I’m quite late in this flow but want to answer on a few points.
Yes, I agree with this, but we also have ways to ensure the only data pushed to the main branch are PO files and located only in the po directory. I remember we had some try/error tests with Andrea a year ago I would say because he designed pre-receive hooks to strengthen the security of Damned Lies pushes.
Anyway, a flaw in Damned Lies or a comprimission of the host system cannot be excluded, even though we do our best to avoid them.
This is true, a little help would be appreciated, if someone reads this message and is fluent in Python. We also already have a dependency with GitLab so this is not a big deal. We will be able to track which projects use a Merge Request worklow and for the translators/coordinators, it’s nothing else than pushing a button like it is right now. The responsability to merge the translation will be in the developer’s hands.
My concern is to maintain the process for the translators as simple as it is now. The choice of using a merge request based worklflow is the developer’s responsability, and it’s, according to me, not a big deal to review translation merge requests from time to time, with more work 4 weeks in a year.
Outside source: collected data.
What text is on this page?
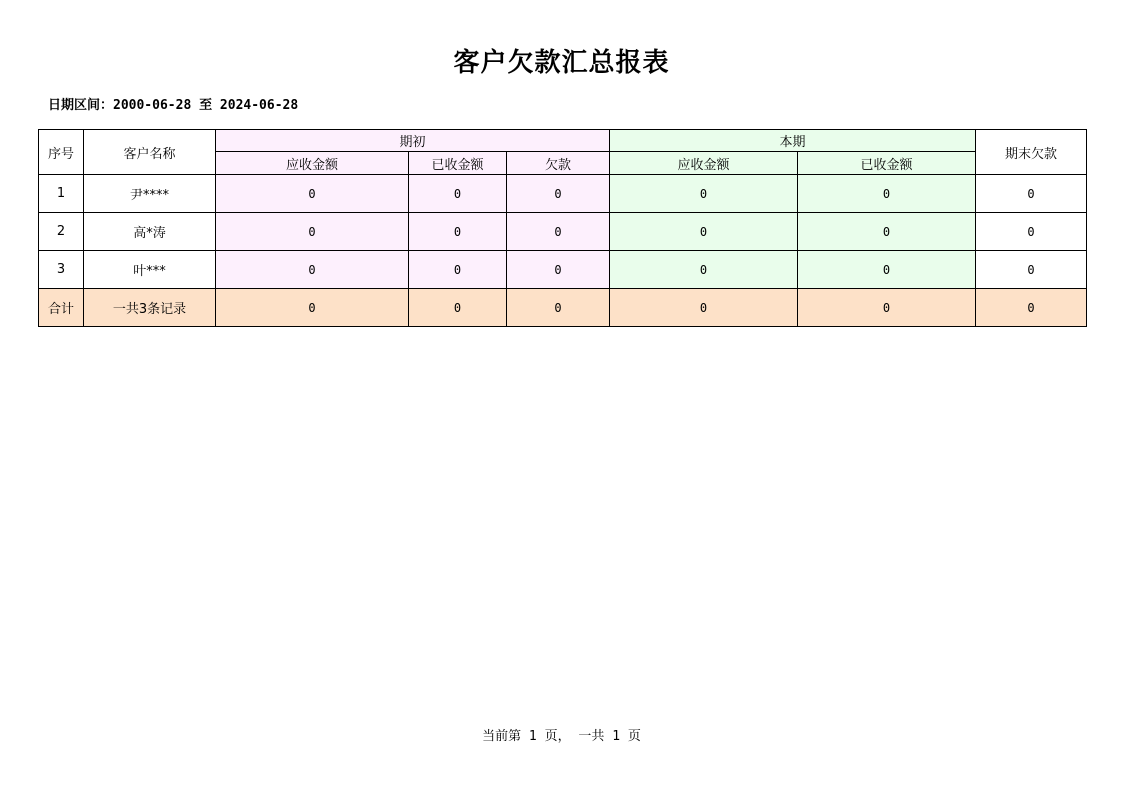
客户欠款汇总报表
日期区间：2000-06-28 至 2024-06-28
序号	客户名称	期初			本期		期末欠款
		应收金额	已收金额	欠款	应收金额	已收金额	
1	尹****	0	0	0	0	0	0
2	高*涛	0	0	0	0	0	0
3	叶***	0	0	0	0	0	0
合计	一共3条记录	0	0	0	0	0	0
当前第 1 页， 一共 1 页
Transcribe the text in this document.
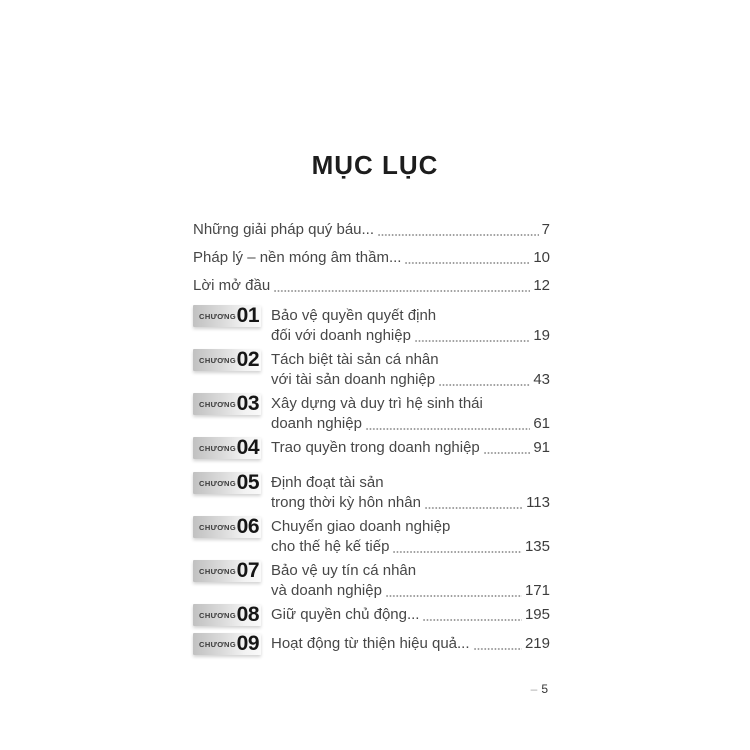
MỤC LỤC
Những giải pháp quý báu...	7
Pháp lý – nền móng âm thầm...	10
Lời mở đầu	12
CHƯƠNG 01 Bảo vệ quyền quyết định
đối với doanh nghiệp	19
CHƯƠNG 02 Tách biệt tài sản cá nhân
với tài sản doanh nghiệp	43
CHƯƠNG 03 Xây dựng và duy trì hệ sinh thái
doanh nghiệp	61
CHƯƠNG 04 Trao quyền trong doanh nghiệp	91
CHƯƠNG 05 Định đoạt tài sản
trong thời kỳ hôn nhân	113
CHƯƠNG 06 Chuyển giao doanh nghiệp
cho thế hệ kế tiếp	135
CHƯƠNG 07 Bảo vệ uy tín cá nhân
và doanh nghiệp	171
CHƯƠNG 08 Giữ quyền chủ động...	195
CHƯƠNG 09 Hoạt động từ thiện hiệu quả...	219
– 5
Also, there are things to do with GitLab CI to maybe check things automatically and - maybe - automatically merge these Merge Requests.
The rationale is not a concern that damned-lies or its translations user may be an attack vector. It’s the concern that (roughly) any GNOME member with push access to any repository can push to another repository (such as GLib), bypassing review and CI. By relaxing the repository permissions for GLib to allow the translations user to push (vetted) translation changes, we open the doors to other users pushing unvetted changes.
The way that damned-lies works is unfortunate collateral damage here. The change was not made specifically because of a problem with the old damned-lies workflow or how it puts together or checks translation commits.
Hope these will be merged before the packaging of new versions.
On a side note - can someone advise me how to generate the pot file within a branch? I am not sure whether the glib-2-82 translation will reach the main branch and want to prepare a merge request just in case. I need to generate the pot file in order to do the update.
No, you don’t. You if you want to merge your stable branch work with the development branch update, you just need to upload the stable branch translation in a development branch workflow and Damned Lies will do the merge for you.
I am really sorry. I do not understand what your suggestion is and I really miss the reason to not point me to documentation how one generates pot file using (or not) the meson build system.
I am neither a committer for glib nor have any rights to configure Damned Lies. I just want to be able whenever I checkout the repo of glib or another module - to generate the pot-file.
I only tried instructions here Localisation coupled with what I found in CONTRIBUTING.md · main · GNOME / GLib · GitLab but probably I lack enough knowledge. Pointers very welcome.